Montrealers deliver a fiery message to Bush: You are persona non grata

They threw shoes – so many shoes that hotel staff had to roll out a laundry bin onto the street to pick them all up, and even then, the bin could barely contain them all.

They chanted: "Bush: Assassin! Terroriste! Criminel!" and then, at the appropriate command, hurled more shoes toward the heavily guarded entrance of the Queen Elizabeth Hotel, where George W. Bush was scheduled to speak.

They waved signs: "Don't Duck!" and "1.3 Million Dead Because of Bush" and "Bread Not Bombs for the Children of Iraq." Some of the signs and chants were directed equally at Bush's father. "You are a murderer too!"

And toward the end, they burned George W. Bush in effigy.

[ ... ]

Still, it was an eerie sensation to be standing in a carpeted, well heated hotel (appropriately honoring monarchy) and watching shivering, mostly young protestors mouthing their chants outside, chants which were barely audible. Perhaps the hotel had been built with some kind of special plate glass to insulate guests from the din of everyday life. Robin and I figured that Bush had been ushered in through the back door, because we never saw him. His speech was by invitation only. Even the press had to be invited. The price of admission: $400. About a 1,000 people showed up. Bush reportedly charges up to $150,000 for each appearance.

Deprived of seeing the former president, the protestors outside seemed satisfied that they had delivered a message to him through their signs, which said: You are a War Criminal. And because you are, you are Persona Non Grata in Montreal.

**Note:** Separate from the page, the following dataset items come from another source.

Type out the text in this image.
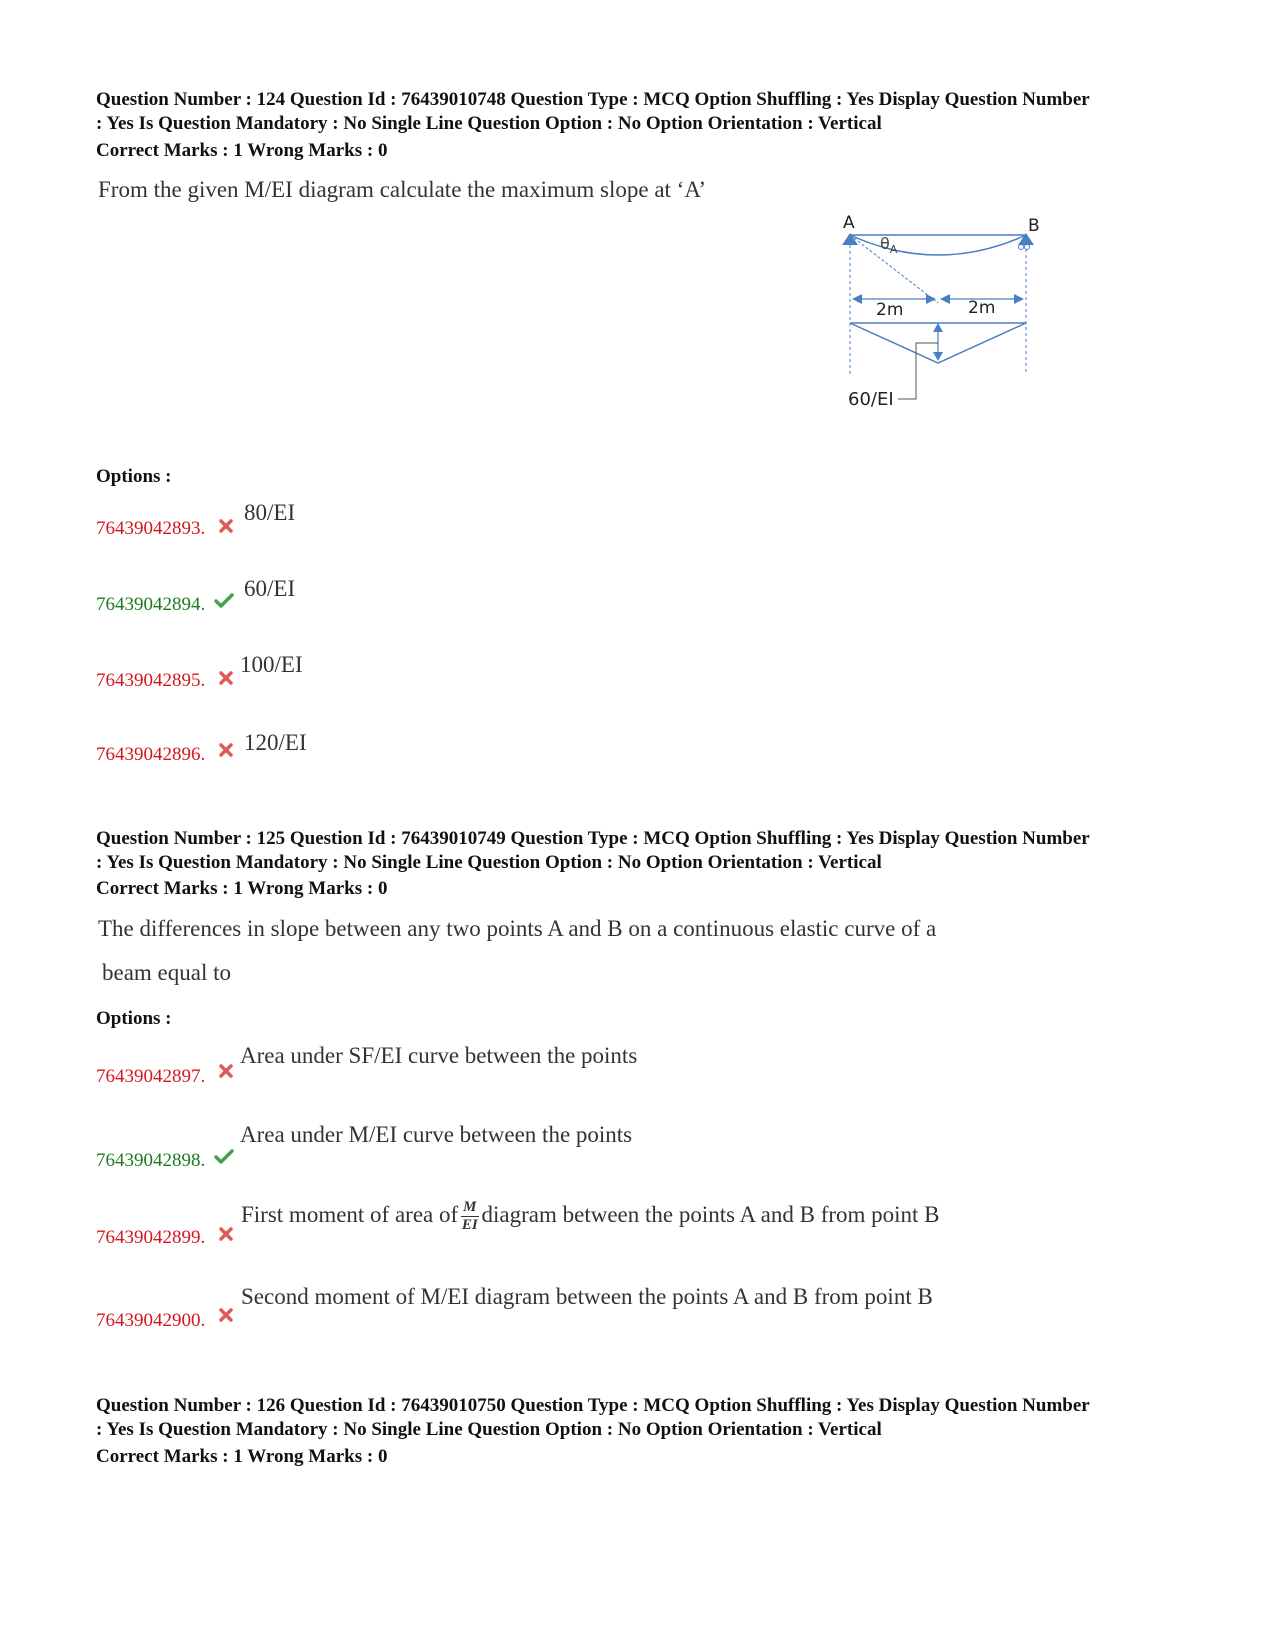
Question Number : 124 Question Id : 76439010748 Question Type : MCQ Option Shuffling : Yes Display Question Number
: Yes Is Question Mandatory : No Single Line Question Option : No Option Orientation : Vertical
Correct Marks : 1 Wrong Marks : 0
From the given M/EI diagram calculate the maximum slope at ‘A’
A	B
$\theta_A$
2m	2m
60/EI
Options :
76439042893.
80/EI
76439042894.
60/EI
76439042895.
100/EI
76439042896. 120/EI
Question Number : 125 Question Id : 76439010749 Question Type : MCQ Option Shuffling : Yes Display Question Number
: Yes Is Question Mandatory : No Single Line Question Option : No Option Orientation : Vertical
Correct Marks : 1 Wrong Marks : 0
The differences in slope between any two points A and B on a continuous elastic curve of a
beam equal to
Options :
76439042897.
Area under SF/EI curve between the points
76439042898.
Area under M/EI curve between the points
76439042899.
First moment of area of $\frac{M}{EI}$ diagram between the points A and B from point B
76439042900.
Second moment of M/EI diagram between the points A and B from point B
Question Number : 126 Question Id : 76439010750 Question Type : MCQ Option Shuffling : Yes Display Question Number
: Yes Is Question Mandatory : No Single Line Question Option : No Option Orientation : Vertical
Correct Marks : 1 Wrong Marks : 0
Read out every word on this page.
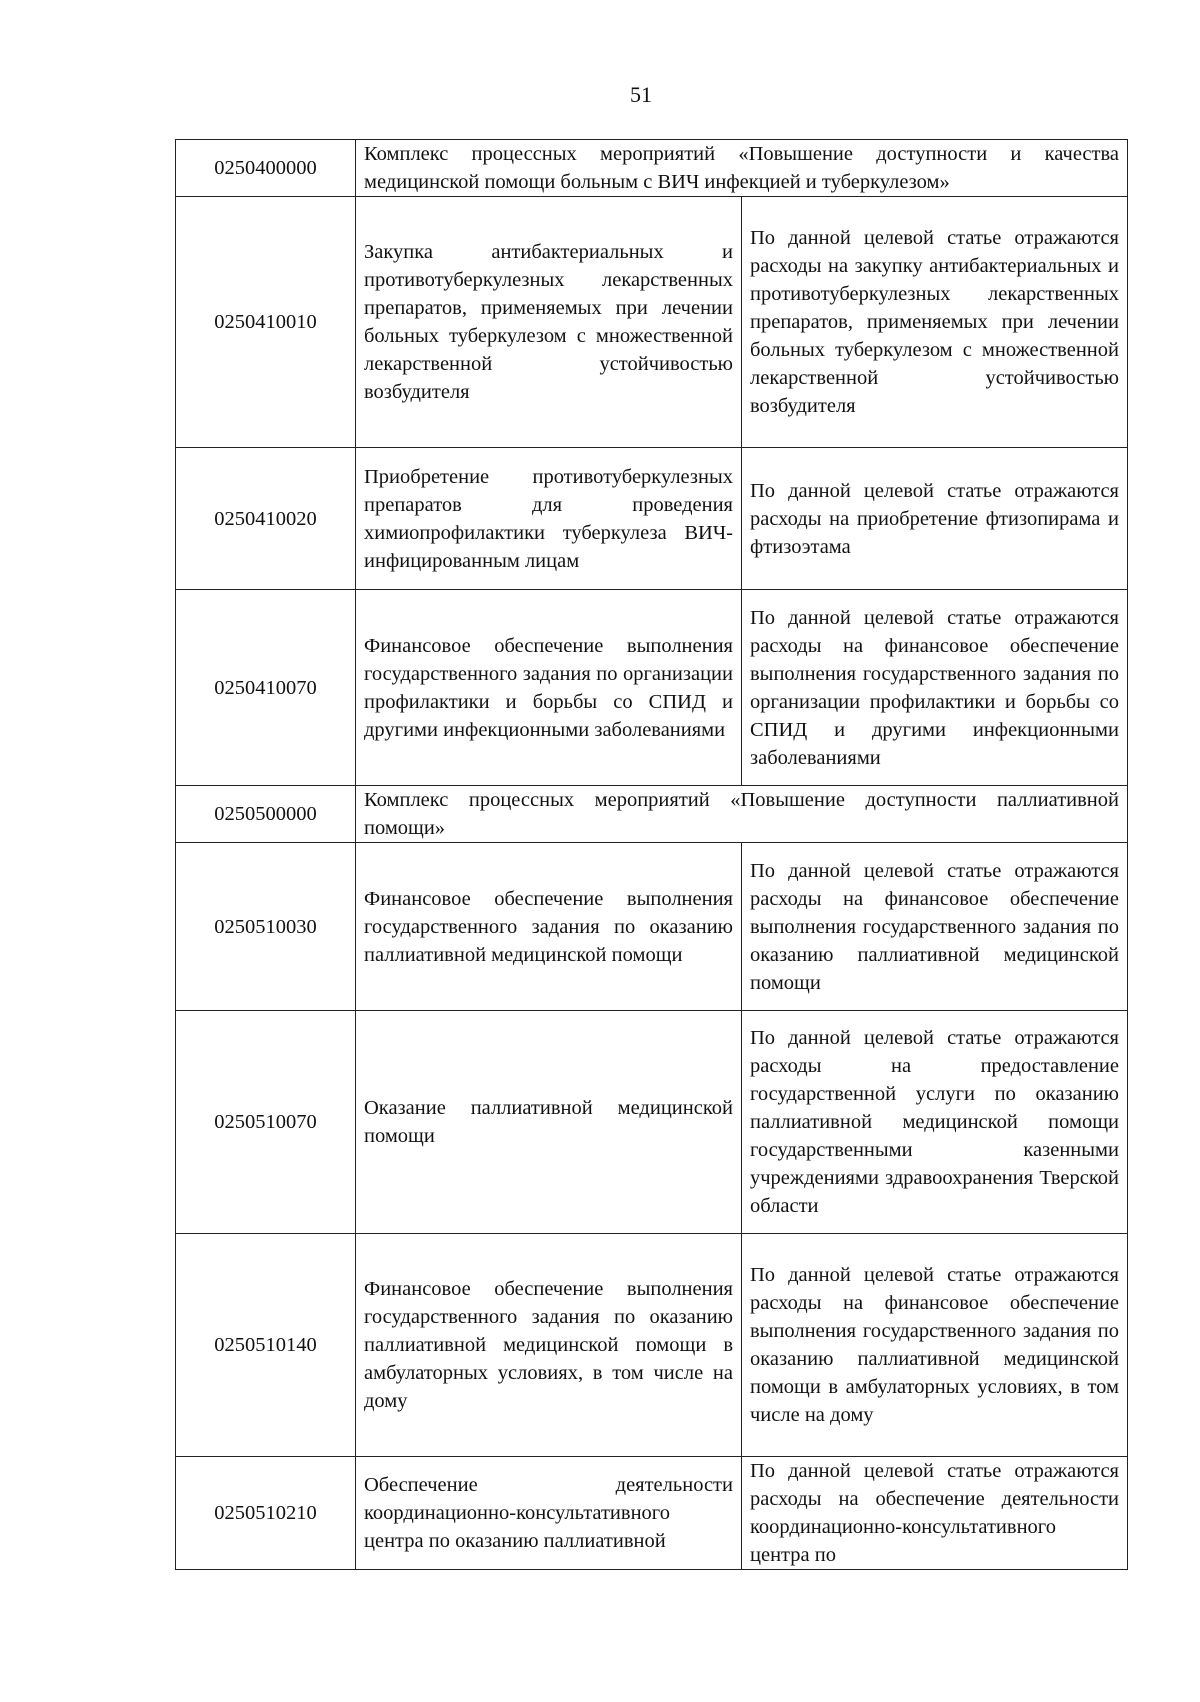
51
0250400000	Комплекс процессных мероприятий «Повышение доступности и качества медицинской помощи больным с ВИЧ инфекцией и туберкулезом»	
0250410010	Закупка антибактериальных и противотуберкулезных лекарственных препаратов, применяемых при лечении больных туберкулезом с множественной лекарственной устойчивостью возбудителя	По данной целевой статье отражаются расходы на закупку антибактериальных и противотуберкулезных лекарственных препаратов, применяемых при лечении больных туберкулезом с множественной лекарственной устойчивостью возбудителя
0250410020	Приобретение противотуберкулезных препаратов для проведения химиопрофилактики туберкулеза ВИЧ-инфицированным лицам	По данной целевой статье отражаются расходы на приобретение фтизопирама и фтизоэтама
0250410070	Финансовое обеспечение выполнения государственного задания по организации профилактики и борьбы со СПИД и другими инфекционными заболеваниями	По данной целевой статье отражаются расходы на финансовое обеспечение выполнения государственного задания по организации профилактики и борьбы со СПИД и другими инфекционными заболеваниями
0250500000	Комплекс процессных мероприятий «Повышение доступности паллиативной помощи»	
0250510030	Финансовое обеспечение выполнения государственного задания по оказанию паллиативной медицинской помощи	По данной целевой статье отражаются расходы на финансовое обеспечение выполнения государственного задания по оказанию паллиативной медицинской помощи
0250510070	Оказание паллиативной медицинской помощи	По данной целевой статье отражаются расходы на предоставление государственной услуги по оказанию паллиативной медицинской помощи государственными казенными учреждениями здравоохранения Тверской области
0250510140	Финансовое обеспечение выполнения государственного задания по оказанию паллиативной медицинской помощи в амбулаторных условиях, в том числе на дому	По данной целевой статье отражаются расходы на финансовое обеспечение выполнения государственного задания по оказанию паллиативной медицинской помощи в амбулаторных условиях, в том числе на дому
0250510210	Обеспечение деятельности координационно-консультативного центра по оказанию паллиативной	По данной целевой статье отражаются расходы на обеспечение деятельности координационно-консультативного центра по
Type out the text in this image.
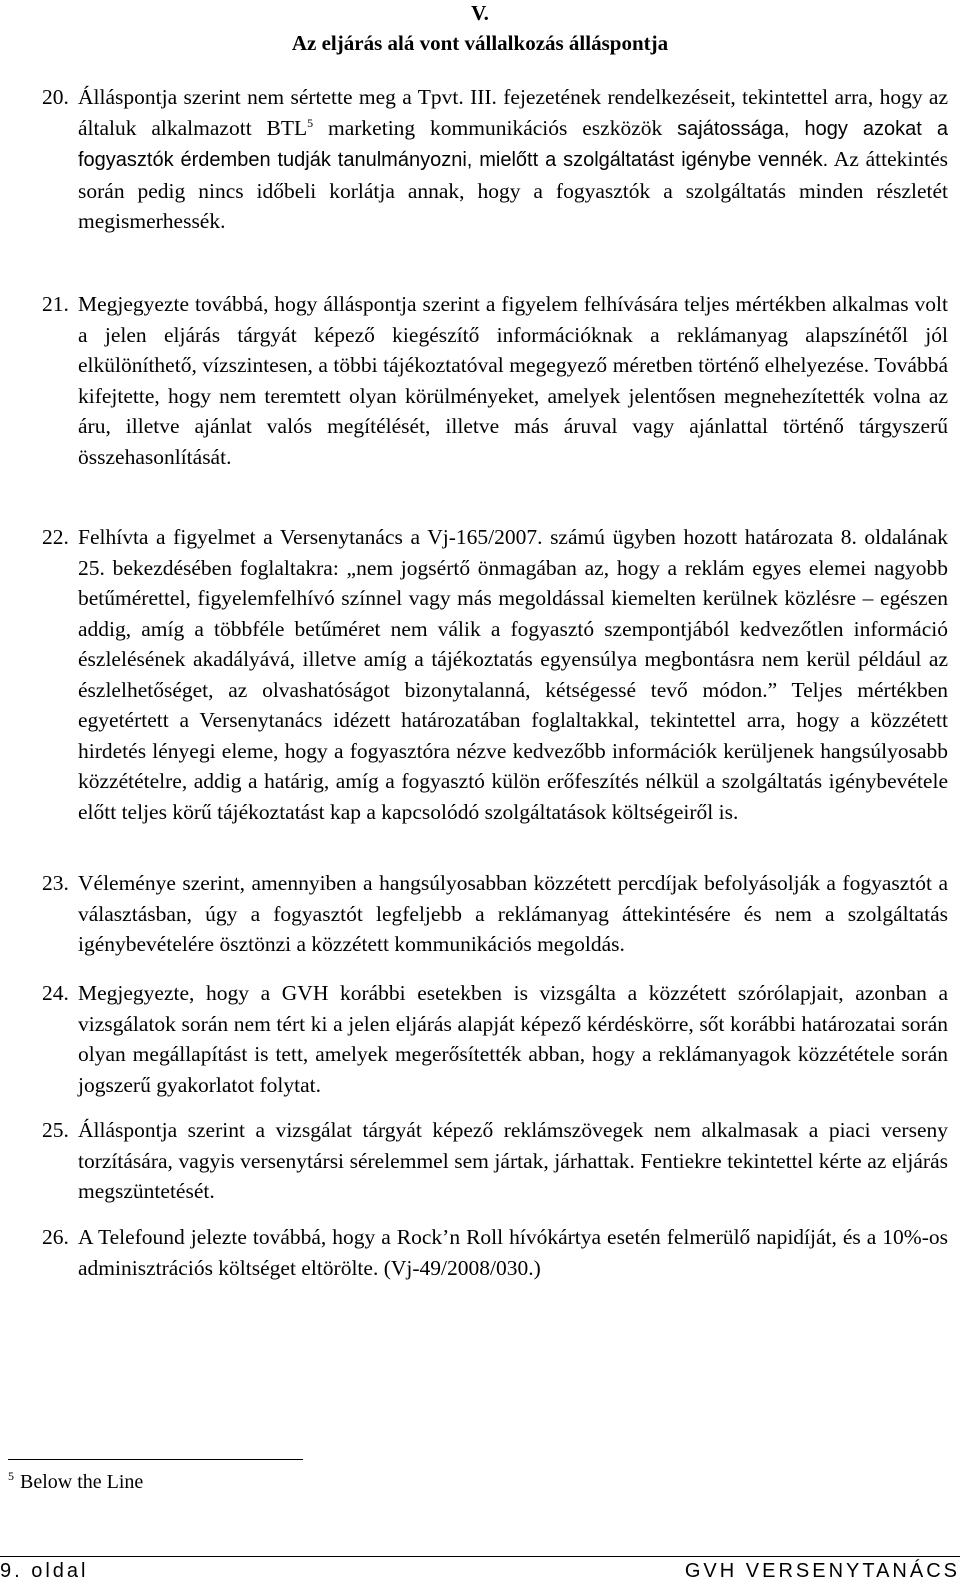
V.
Az eljárás alá vont vállalkozás álláspontja
20. Álláspontja szerint nem sértette meg a Tpvt. III. fejezetének rendelkezéseit, tekintettel arra, hogy az általuk alkalmazott BTL$^5$ marketing kommunikációs eszközök sajátossága, hogy azokat a fogyasztók érdemben tudják tanulmányozni, mielőtt a szolgáltatást igénybe vennék. Az áttekintés során pedig nincs időbeli korlátja annak, hogy a fogyasztók a szolgáltatás minden részletét megismerhessék.
21. Megjegyezte továbbá, hogy álláspontja szerint a figyelem felhívására teljes mértékben alkalmas volt a jelen eljárás tárgyát képező kiegészítő információknak a reklámanyag alapszínétől jól elkülöníthető, vízszintesen, a többi tájékoztatóval megegyező méretben történő elhelyezése. Továbbá kifejtette, hogy nem teremtett olyan körülményeket, amelyek jelentősen megnehezítették volna az áru, illetve ajánlat valós megítélését, illetve más áruval vagy ajánlattal történő tárgyszerű összehasonlítását.
22. Felhívta a figyelmet a Versenytanács a Vj-165/2007. számú ügyben hozott határozata 8. oldalának 25. bekezdésében foglaltakra: „nem jogsértő önmagában az, hogy a reklám egyes elemei nagyobb betűmérettel, figyelemfelhívó színnel vagy más megoldással kiemelten kerülnek közlésre – egészen addig, amíg a többféle betűméret nem válik a fogyasztó szempontjából kedvezőtlen információ észlelésének akadályává, illetve amíg a tájékoztatás egyensúlya megbontásra nem kerül például az észlelhetőséget, az olvashatóságot bizonytalanná, kétségessé tevő módon.” Teljes mértékben egyetértett a Versenytanács idézett határozatában foglaltakkal, tekintettel arra, hogy a közzétett hirdetés lényegi eleme, hogy a fogyasztóra nézve kedvezőbb információk kerüljenek hangsúlyosabb közzétételre, addig a határig, amíg a fogyasztó külön erőfeszítés nélkül a szolgáltatás igénybevétele előtt teljes körű tájékoztatást kap a kapcsolódó szolgáltatások költségeiről is.
23. Véleménye szerint, amennyiben a hangsúlyosabban közzétett percdíjak befolyásolják a fogyasztót a választásban, úgy a fogyasztót legfeljebb a reklámanyag áttekintésére és nem a szolgáltatás igénybevételére ösztönzi a közzétett kommunikációs megoldás.
24. Megjegyezte, hogy a GVH korábbi esetekben is vizsgálta a közzétett szórólapjait, azonban a vizsgálatok során nem tért ki a jelen eljárás alapját képező kérdéskörre, sőt korábbi határozatai során olyan megállapítást is tett, amelyek megerősítették abban, hogy a reklámanyagok közzététele során jogszerű gyakorlatot folytat.
25. Álláspontja szerint a vizsgálat tárgyát képező reklámszövegek nem alkalmasak a piaci verseny torzítására, vagyis versenytársi sérelemmel sem jártak, járhattak. Fentiekre tekintettel kérte az eljárás megszüntetését.
26. A Telefound jelezte továbbá, hogy a Rock’n Roll hívókártya esetén felmerülő napidíját, és a 10%-os adminisztrációs költséget eltörölte. (Vj-49/2008/030.)
$^5$ Below the Line
9. oldal	GVH VERSENYTANÁCS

The day before, they ran a full- page ad in the daily Le Devoir endorsed by 48 groups and 440 individuals. It read in part:

"We denounce the invitation from Montreal's business circles to George W. Bush, whose polices were in violation of international law and led to such suffering worldwide. The 'eight momentous years' of Bush in the White House were first and foremost those of two wars of aggression and occupation which continue today, for whom the populations of Iraq and Afghanistan tragically continue paying the price of massive bombings of cities, of 'collateral' massacres of villagers, of carnage and destruction, for rape and other sexual violence, of torture and arbitrary detention."